Meta’s futuristic Ray‑Ban AI smart glasses, once marketed as a breakthrough in wearable artificial intelligence and privacy‑centric design, are at the centre of a global privacy scandal that has ignited lawsuits and scrutiny. Recent investigations have cast a stark light on how the device actually works. More importantly, why its so‑called AI may not be as autonomous as consumers believe.
The controversy revealed that footage and audio captured by the glasses’ cameras and microphones are routinely sent to human contractors in Nairobi, Kenya, for review and annotation. These workers, employed by subcontractor Sama, assist in training the systems that power the glasses’ artificial intelligence.
Exposure of Intimate Footage and Broken Privacy Claims
According to worker accounts made public in these investigations, the content reviewed by human annotators has included users undressing, using bathrooms, entering bank details, and more. Although Meta says it uses automatic blurring to protect identities, whistleblowers and reviewers say the technology frequently fails, leaving faces and other identifying details exposed to human reviewers.
Needless to say, the scale of the device’s market means this issue could affect millions of users around the world. It’s worth noting that seven million pairs of the Ray‑Ban smart glasses were sold in 2025 alone, according to reports.

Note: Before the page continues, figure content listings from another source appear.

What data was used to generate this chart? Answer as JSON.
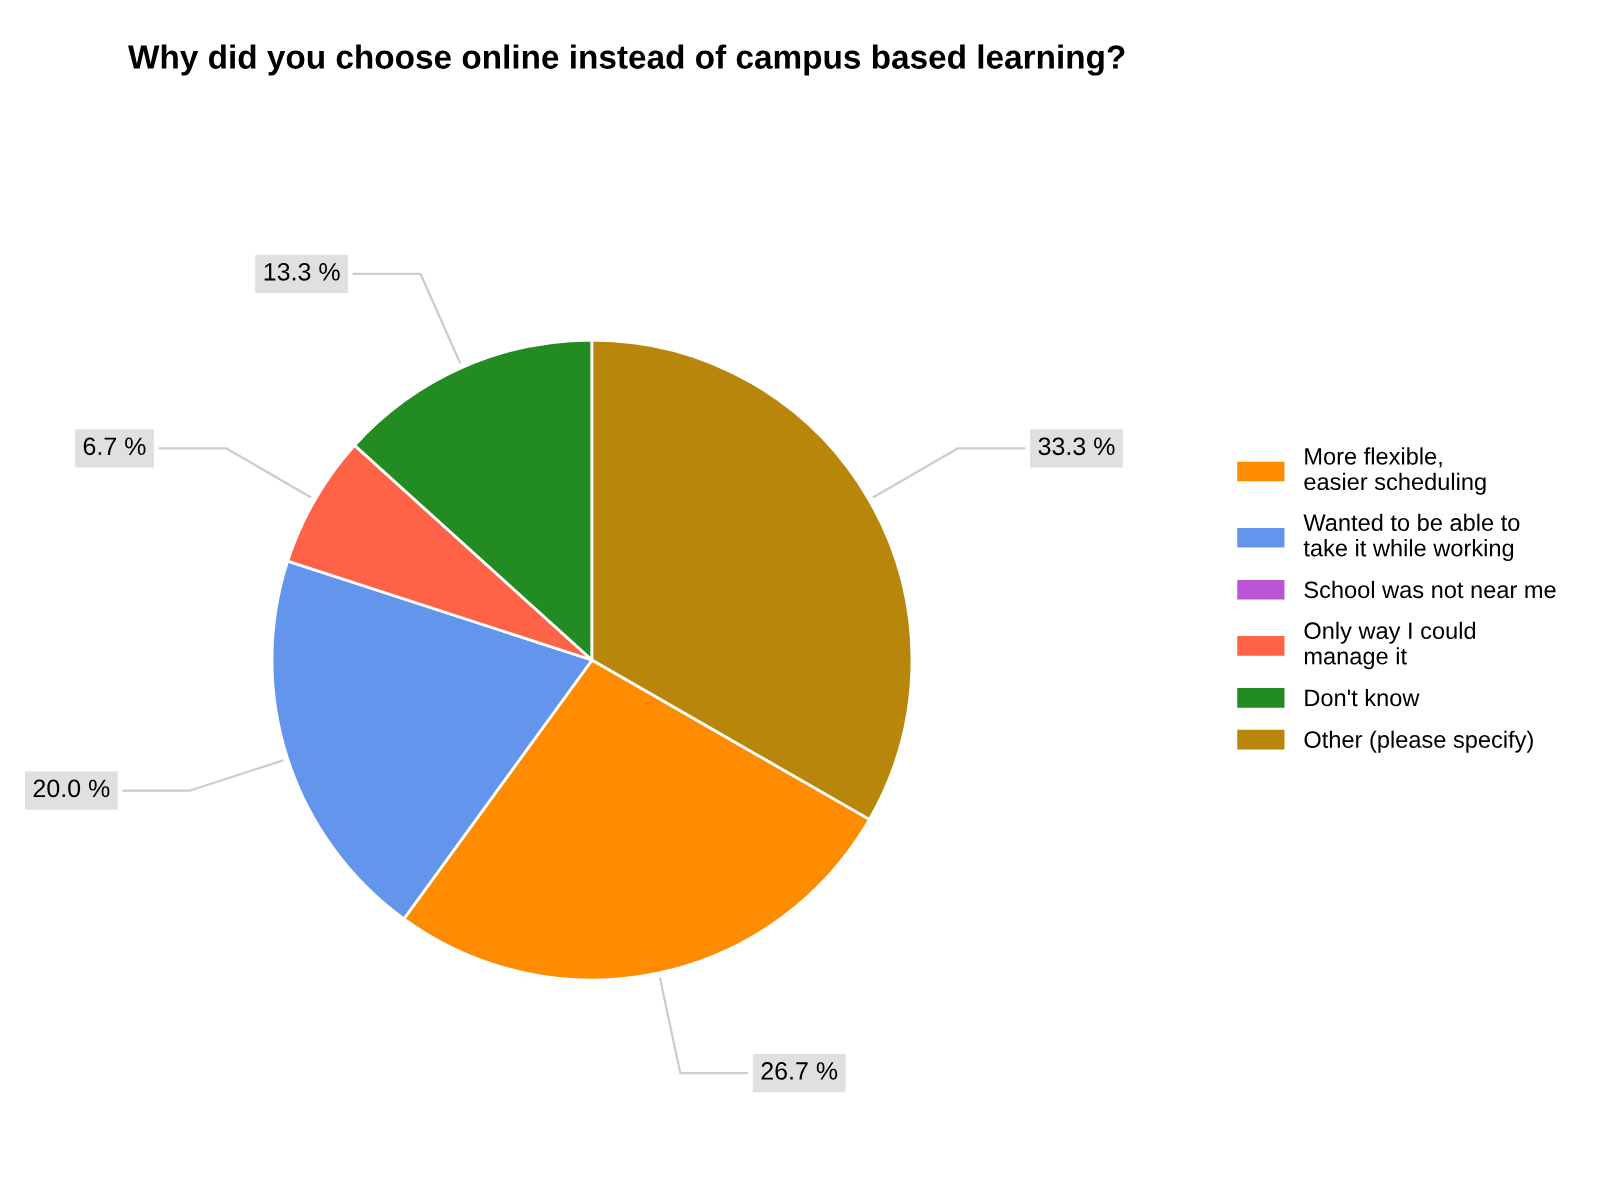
{
  "chart_data": {
    "type": "pie",
    "title": "Why did you choose online instead of campus based learning?",
    "categories": [
      "More flexible,\neasier scheduling",
      "Wanted to be able to\ntake it while working",
      "School was not near me",
      "Only way I could\nmanage it",
      "Don't know",
      "Other (please specify)"
    ],
    "values": [
      26.7,
      20.0,
      0,
      6.7,
      13.3,
      33.3
    ],
    "colors": [
      "#ff8c00",
      "#6495ed",
      "#ba55d3",
      "#ff6347",
      "#228b22",
      "#b8860b"
    ],
    "value_labels": [
      "26.7 %",
      "20.0 %",
      null,
      "6.7 %",
      "13.3 %",
      "33.3 %"
    ],
    "legend": "right"
  }
}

While Meta has maintained that media stays on the user’s device unless shared with Meta AI, the reality is different and much more complex. Data sent through the AI features is routed to Meta’s servers and potentially reviewed by human workers as part of the training and improvement process. While at first glance, and also as per the marketing done, the terms of service do permit this type of review. However, critics argue it is buried deep in dense legal language that most users never read.
Lawsuits and Regulatory Action
In the United States, a class action lawsuit was filed against Meta in the Northern District of California, accusing the company of false advertising and violating consumer protection laws by promoting the glasses as designed for privacy and controlled by you while failing to disclose the true extent of human review of personal footage.
The complaint asserts that no reasonable consumer would expect deeply personal moments to be reviewed by remote human contractors based on the company’s marketing claims. It seeks damages and an injunction requiring Meta to change both its practices and its advertising.
In Europe, the United Kingdom’s Information Commissioner’s Office (ICO) has also reached out to Meta for clarification on its data handling practices as part of a privacy inquiry sparked by the Swedish reporting.
The Myth of AI
At the centre of the controversy of the Meta Smart glasses privacy issue is a broader issue in technology — the gap between how companies portray AI and how these systems are actually built. Despite sleek marketing around AI that can translate languages or interpret the world around the wearer, much of the heavy lifting behind these capabilities involves human labour, especially in labeling and interpreting real‑world data.

Industry experts have long warned that many AI systems are not purely autonomous learning entities, but instead are trained and refined by underpaid human workers. At times, humans also pose as chatbots in the name of pushing AI to the market. These workers review, correct, and annotate data to teach AI models how to interpret language and images. The smart glasses scandal has thrust that reality into public view.
Critics say the episode underscores how modern AI is not fully intelligent in the autonomous sense: many systems still depend on humans to provide context, clarification, and supervision. This dependency complicates claims about automated privacy protections and raises ethical questions about consent, surveillance, and the hidden human costs of consumer technology.